Something these fighters may not know is how much they may be able to demand for headlining this card. Perhaps $380,000, maybe even more.

Unlike most North American jurisdictions, Nova Scotia has a unique legislative requirement on the books for prize fighters. Section 58 of Nova Scotia’s Boxing Authority Regulations (which apply to MMA bouts by virtue of the definition of boxing set out in s. 2(3) of the Regulations) require that The minimum percentage of the receipts to be paid to boxers in the main boxing match shall be not less than 10% for each boxer.

The last time the UFC came to Halifax the live gate receipts flirted close to $1,000,000. Assuming a repeat this would mean a minimum purse of $100k per fighter to comply with the law.
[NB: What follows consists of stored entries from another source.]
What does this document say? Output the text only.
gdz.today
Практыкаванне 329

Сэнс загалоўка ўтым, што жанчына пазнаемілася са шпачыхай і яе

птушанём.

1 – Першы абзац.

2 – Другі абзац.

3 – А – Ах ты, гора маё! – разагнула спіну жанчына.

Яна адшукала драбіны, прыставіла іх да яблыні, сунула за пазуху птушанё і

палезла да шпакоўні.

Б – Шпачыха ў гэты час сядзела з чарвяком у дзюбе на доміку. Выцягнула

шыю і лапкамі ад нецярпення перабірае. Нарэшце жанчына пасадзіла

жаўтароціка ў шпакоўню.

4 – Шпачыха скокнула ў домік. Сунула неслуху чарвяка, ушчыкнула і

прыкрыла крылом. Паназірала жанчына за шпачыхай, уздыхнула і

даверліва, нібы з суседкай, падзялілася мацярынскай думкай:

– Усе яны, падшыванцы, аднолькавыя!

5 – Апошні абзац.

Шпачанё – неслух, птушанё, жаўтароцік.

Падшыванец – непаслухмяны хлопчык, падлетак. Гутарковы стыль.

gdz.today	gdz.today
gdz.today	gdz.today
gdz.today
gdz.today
The language of section 58, however, does not appear limited to the live gate. The Regulation uses the broad word ‘receipts’. The Nova Scotia Boxing Authority Act defines gross gate receipts to include all money collected in respect of a boxing match including all television and film royalties. In other words, the fighters may be able to legally demand 10% of all the the UFC’s revenues pro-rated to this event.

With the UFC Fox deal being reportedly worth $115 million annually and with Fox televising 41 events in 2016 means a pro-rated value of $2.8 million per event. 10% of this is $280,000 and when added to the speculated gate you reach $380,000 for each headliner. Other revenue streams can be factored in to bolster this potential number even higher.

What if the UFC don’t comply with this section? What recourse would fighters have? They would be able to ask the Nova Scotia Boxing Authority to force compliance. If that fell short the fighters can turn to court.

Some have asked me if this means going to Court in Nevada. As the UFC class action plaintiff’s learned UFC contracts contain a ‘choice of venue’ clause for all lawsuits involving the interpretation of the contracts. Interestingly this likely would not apply, however, as such a lawsuit would not be a contractual dispute rather an action based on enforcing a local statutory requirement. In other words, this amount applies regardless of what a UFC contract has to say.

A lawsuit using the power of s. 58 can be quite revealing as, if successful, it would force the UFC open their books and account for all revenue streams pro-rated to the event. Time will tell these fighters will take advantage of this powerful legal protection.

Author Erik Magraken is a British Columbia litigation lawyer, combat sports law consultant, founder of the Combat Law Sports Blog, and deeply appreciated UGer.